Williams students feel isolated from activities on campus

Shelby Collins
Staff Writer

issackautz-williamsIsaac Kautz| The Hudsonian

Though the 8-minute walk to Williams Hall doesn’t seem that significant, it prevents students from experiencing all Hudson Valley has to offer.

“I feel like we’re kind of over in the corner, and everything happens more or less in the center of campus,” said Harry Carroll, autobody and mechanics major.

Williams Hall and Cogan Hall are home to all of the building systems technology programs. They are located off of Williams Access road which is on the other side of campus. It takes approximately eight minutes to walk from the Campus Center to Williams Hall, compared to the two-to-three-minute walk from the Campus Center to the Marvin Library.

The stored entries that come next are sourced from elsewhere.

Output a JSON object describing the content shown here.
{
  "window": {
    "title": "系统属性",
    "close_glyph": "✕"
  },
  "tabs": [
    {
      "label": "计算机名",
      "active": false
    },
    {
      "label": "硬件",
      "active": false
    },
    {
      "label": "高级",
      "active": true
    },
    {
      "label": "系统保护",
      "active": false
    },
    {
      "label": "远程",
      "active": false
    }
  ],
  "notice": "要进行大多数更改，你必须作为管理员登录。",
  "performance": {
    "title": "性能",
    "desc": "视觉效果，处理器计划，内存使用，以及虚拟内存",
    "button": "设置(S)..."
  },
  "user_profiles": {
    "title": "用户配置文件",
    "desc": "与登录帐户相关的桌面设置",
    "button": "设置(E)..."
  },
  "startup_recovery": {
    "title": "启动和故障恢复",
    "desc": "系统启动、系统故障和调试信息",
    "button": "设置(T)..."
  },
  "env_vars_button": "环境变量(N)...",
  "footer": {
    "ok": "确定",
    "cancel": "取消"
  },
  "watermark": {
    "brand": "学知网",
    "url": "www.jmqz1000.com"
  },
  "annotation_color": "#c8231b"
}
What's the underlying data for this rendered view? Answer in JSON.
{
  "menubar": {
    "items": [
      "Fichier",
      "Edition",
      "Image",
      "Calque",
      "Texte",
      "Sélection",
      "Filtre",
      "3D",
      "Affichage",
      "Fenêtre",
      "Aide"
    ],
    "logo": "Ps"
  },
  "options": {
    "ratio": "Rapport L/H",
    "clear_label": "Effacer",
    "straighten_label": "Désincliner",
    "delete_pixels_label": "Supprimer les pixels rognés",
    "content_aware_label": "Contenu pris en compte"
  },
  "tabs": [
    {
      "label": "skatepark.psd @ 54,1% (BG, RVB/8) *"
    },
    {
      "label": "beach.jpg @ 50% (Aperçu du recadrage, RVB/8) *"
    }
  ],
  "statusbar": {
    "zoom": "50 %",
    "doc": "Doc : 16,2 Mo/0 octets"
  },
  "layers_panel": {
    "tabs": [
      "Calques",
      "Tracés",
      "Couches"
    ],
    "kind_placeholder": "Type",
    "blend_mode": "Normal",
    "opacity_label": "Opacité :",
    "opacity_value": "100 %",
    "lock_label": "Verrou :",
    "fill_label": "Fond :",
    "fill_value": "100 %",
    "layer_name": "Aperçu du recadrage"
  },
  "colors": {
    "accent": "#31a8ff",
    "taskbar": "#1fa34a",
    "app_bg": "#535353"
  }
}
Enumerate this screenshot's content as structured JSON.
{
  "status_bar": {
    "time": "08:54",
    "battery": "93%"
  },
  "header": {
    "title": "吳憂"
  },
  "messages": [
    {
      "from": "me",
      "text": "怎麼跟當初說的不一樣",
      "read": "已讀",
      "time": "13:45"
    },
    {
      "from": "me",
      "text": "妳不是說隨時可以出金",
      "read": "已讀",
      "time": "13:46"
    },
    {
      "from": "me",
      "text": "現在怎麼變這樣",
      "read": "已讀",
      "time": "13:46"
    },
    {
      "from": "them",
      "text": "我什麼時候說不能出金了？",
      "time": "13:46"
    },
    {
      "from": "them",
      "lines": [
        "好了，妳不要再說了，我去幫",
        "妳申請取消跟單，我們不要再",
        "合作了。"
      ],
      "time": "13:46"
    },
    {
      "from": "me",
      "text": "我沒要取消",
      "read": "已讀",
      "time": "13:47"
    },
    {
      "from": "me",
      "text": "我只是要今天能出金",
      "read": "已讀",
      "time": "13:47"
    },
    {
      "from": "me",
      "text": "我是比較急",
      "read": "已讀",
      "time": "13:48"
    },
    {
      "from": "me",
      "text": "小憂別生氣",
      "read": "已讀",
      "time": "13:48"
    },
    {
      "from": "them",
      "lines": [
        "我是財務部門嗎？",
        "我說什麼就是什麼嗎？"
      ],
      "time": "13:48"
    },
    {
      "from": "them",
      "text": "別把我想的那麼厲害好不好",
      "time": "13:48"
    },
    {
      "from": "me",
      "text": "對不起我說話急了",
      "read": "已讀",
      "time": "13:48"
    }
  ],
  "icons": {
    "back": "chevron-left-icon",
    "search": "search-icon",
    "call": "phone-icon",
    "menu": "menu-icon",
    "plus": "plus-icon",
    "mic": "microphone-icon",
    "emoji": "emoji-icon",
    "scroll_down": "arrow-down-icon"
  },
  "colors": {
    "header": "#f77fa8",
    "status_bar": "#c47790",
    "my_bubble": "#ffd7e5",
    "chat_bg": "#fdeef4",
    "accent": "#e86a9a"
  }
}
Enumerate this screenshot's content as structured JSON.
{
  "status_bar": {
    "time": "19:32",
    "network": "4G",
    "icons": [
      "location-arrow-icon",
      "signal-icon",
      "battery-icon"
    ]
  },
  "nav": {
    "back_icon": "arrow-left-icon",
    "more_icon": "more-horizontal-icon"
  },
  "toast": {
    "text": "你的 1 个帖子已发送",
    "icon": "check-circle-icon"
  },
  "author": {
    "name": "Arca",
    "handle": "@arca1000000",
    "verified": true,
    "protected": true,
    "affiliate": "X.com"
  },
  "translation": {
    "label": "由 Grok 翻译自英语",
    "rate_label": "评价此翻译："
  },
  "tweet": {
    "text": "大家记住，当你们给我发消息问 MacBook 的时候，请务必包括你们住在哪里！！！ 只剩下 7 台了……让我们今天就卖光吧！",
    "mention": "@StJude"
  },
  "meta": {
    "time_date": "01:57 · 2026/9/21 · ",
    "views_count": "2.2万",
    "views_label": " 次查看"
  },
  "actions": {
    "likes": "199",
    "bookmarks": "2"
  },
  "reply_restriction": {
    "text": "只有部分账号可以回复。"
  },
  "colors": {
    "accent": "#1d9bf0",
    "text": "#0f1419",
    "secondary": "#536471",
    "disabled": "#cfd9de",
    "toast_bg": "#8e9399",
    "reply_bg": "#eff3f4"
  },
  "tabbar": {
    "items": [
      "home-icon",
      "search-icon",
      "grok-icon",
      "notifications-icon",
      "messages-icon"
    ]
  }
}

“It’s not so bad now, but when winter comes it’ll be worse,” said Chris Mueller, a first-year automotive student. Due to the snow and cool temperatures, Williams students feel they have more difficulty getting to-and-from their classes depending on the season.

“I never go to Welcome Week,” said Frank Plastini, automotive student. Due to how far away students are from the Campus Center, some students choose to not participate in the activities of Welcome Week.

Although students feel isolated from a majority of events, Hudson Valley’s administration does try to include Williams Hall. The breakfast events during Welcome Week included a station at Williams Hall outside of room 141.

Carol Masson, automotive technical services major, said he would feel better, “[if the college paid] a little bit more notice of what is going on on campus because we are so secluded over here.”

Although many students see being far from campus as negative, there are students who find the distance can be helpful for their studies. Students find that they are less distracted by campus events and can stay focused on their work. Students enrolled in the building systems technologies programs are impressed with rigor of the programs and the emphasis on hands-on experience.

The building of Williams Hall itself was built in 1967 and it got its name from the Williams family farm, which was purchased and turned into the college campus. After renovations, the cost estimate for Williams Hall alone was $11,056,500.

The renovation added amenities inside Williams Hall and Cogan Hall to aid students in their studies and experience at Hudson Valley. A cafeteria is located in the connecting area between the two buildings, and a computer lab and study center are open for student use.

Students find that these features are useful because the library and other resources are so far away from the hall.

“It gives me more time instead of me going all the way over to the library, and there are people to help me with quick tutoring,” said George Robinson, autobody and repair major. Although these additions were added, according to some students, improvements can still be made to Williams Hall.

Students felt they would benefit from updated computer systems and some new equipment in the automotive departments. Additionally, new parking lots would ease some of the stress of getting to class on time, which is a struggle for many Hudson Valley students.